An assumption is a referent describing what a person or group of people believe to be true. It makes explicit their beliefs, their values and their theories which inspire their actions. In the following lines, we present our assumptions on leadership.
The Indo-European root of the word “leadership”, leith, means “to go forward”. A leader or group of leaders has the ability to lead by example, to follow through, to influence and to create a world to which others want to belong.
The Association des directions générales des commissions scolaires du Québec (ADIGECS), now known as the Association des directions générales scolaires (ADGSQ), was founded in 1972 (Moisset and Plante, 2004). Since then, the leadership of its members has long been seen as a capacity to influence, through sustained attention to the observance of rules and standards, the practices of the company’s management and administrative roles within a school organization, according to an established organizational chart and hierarchical roles. From this perspective, leadership has often been seen as an individual skill of general management.

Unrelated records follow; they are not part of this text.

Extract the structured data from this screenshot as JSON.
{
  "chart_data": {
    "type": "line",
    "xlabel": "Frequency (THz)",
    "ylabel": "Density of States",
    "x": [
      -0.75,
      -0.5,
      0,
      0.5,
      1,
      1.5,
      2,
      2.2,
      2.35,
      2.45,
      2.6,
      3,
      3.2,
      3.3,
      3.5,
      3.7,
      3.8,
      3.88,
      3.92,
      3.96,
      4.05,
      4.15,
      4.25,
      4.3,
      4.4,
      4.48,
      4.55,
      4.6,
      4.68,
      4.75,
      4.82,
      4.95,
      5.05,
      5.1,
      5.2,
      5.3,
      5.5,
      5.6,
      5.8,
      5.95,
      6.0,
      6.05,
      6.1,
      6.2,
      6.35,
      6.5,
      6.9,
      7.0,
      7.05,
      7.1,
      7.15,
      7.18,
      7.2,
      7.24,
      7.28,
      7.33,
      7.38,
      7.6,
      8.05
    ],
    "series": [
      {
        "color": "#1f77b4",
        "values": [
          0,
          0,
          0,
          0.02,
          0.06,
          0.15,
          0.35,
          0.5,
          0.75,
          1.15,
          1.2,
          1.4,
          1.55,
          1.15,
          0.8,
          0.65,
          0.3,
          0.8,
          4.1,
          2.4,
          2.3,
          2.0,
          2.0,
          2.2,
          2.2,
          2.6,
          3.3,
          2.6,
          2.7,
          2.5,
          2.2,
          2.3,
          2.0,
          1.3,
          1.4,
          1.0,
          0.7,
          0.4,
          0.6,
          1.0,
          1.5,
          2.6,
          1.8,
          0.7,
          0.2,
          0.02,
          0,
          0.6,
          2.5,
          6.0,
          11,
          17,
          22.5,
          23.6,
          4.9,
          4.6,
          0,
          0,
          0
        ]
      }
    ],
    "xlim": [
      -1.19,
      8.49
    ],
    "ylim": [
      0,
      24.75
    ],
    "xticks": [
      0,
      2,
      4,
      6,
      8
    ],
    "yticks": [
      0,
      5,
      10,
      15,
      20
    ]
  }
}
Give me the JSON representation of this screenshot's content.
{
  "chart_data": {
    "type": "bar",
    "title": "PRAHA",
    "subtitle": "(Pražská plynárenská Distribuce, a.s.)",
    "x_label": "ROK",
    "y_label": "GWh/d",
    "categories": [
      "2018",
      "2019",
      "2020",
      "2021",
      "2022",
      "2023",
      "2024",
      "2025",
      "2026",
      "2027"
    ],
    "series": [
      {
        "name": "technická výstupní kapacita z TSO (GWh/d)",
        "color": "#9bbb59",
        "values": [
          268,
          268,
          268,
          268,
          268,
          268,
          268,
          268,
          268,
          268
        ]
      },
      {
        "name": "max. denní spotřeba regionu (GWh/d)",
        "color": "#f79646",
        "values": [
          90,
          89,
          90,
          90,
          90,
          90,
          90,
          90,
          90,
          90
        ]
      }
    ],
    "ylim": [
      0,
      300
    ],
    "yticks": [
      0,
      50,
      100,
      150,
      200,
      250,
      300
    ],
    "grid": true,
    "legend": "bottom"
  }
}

At the turn of the 1990s, the advent of collective concerns related to the optimization of processes and resources in companies and educational organizations led to a shift in the meaning given to leadership. The notions of accountability and responsibility now permeate the Public Administration Act and the Education Act. public education in Quebec. They give rise to educational projects, agreements and strategic plans underpinned by organizational analyses and indicators. General management’s leadership is seen as a capacity to influence through sustained attention to compliance with rules and standards, as well as the achievement of ambitious objectives through the implementation of research-proven teaching and administrative practices within the organization. Leadership has often been described in terms of the individual skills of top management.
Over the past decade, the meaning of leadership has broadened once again. Faced with numerous challenges in the heart of an increasingly complex environment, DGs have perceived and experienced, notably through the CAR movement (ADIGECS, Fondation Lucie et André Chagnon and CTREQ, nd), the value of collaboration amongst themselves, within their respective organizations and with other stakeholders in Quebec education. In this sense, leadership is still seen as the ability of a leader or a group of leaders who influence, through sustained attention to comply to rules and standards, and to achieve ambitious goals through the implementation of pedagogical and administrative practices proven to be effective by research. Nowadays, however, it is seen just as much as the ability to steer coherent development of the interdependent units of a school service center or school board, with internal and external stakeholders at regional and national levels, on the basis of conscious intentions, actions and assumptions adjusted to the context. In this way, a school service center or school board, as a learning organization, can fulfill its mission in terms of educational success. From this perspective, the leadership of DGs is now seen in terms of competent, conscious, individual and collective professional actions.
Table 1 summarizes the gradual broadening of executive leadership perspectives over the last few decades.
TABLE 1: Progressive broadening of the perspectives of top management leadership over the last few decades.
DG leadership is considered here as a competent and conscious professional action, both individual and collective. A director general, like the community of DGs, can implement priority actions most likely to influence a significant transformation of its organization’s context, based on conscious and explicitintentions and assumptions. Individually and collectively, the better we can read our context and design the competent actions needed and to be taken, who are inspired by conscious and explicit intentions and assumptions, the more we will be able to inspire competent and innovative actions from all of Quebec’s educational leaders, based on conscious, explicit intentions and assumptions, for them too. Figure 1 on the following page summarizes this idea. In this way, we will contribute to the deployment of learning organizations that are essential to a strong education system in Quebec, i.e. organizations who’s systemic and differentiate educational and management actions, support the individual and collective development of people by, for and with them and, by the same token, organizational development.
Considered in this way as a competent and conscious professional action, both individual and collective, the leadership DGs can be echoed in constructivist-developmental leadership theories5. These theories are constructivist in the sense that they describe how senior managers have progressively constructed and enriched the meaning of their leadership experience over time, as shown in Table 1 on the previous page. They are developpemental in the sense that they describe the gradual broadening of executive management’s preoccupations with leadership, and their growing ability to manage complexity within and around themselves, as shown in the table below.
1. From this perspective, leadership is not a characteristic, disposition, personality, skill or style. It is a way of being, doing and thinking, that a leader or a group of leaders develops and modulates itself according to context and individual and collective intentions and assumptions. In this sense, this perspective on leadership honors the various forms of leadership and the contributions of different leadership theories.
In this frame of reference, our perspective on leadership as competent and conscious professional action, inspired by constructivist- developmental theories, explains our concern to make explicit, in the preceding lines, our assumptions regarding leadership and, in the following lines, our vision of the current context of practice, our priority intentions and the actions we consider essential to work, individually and collectively, in education in Quebec.
FIGURE 1 : Competent, conscious individual and collective action by school principals to influence the actions of leaders in our organizations and in Quebec education.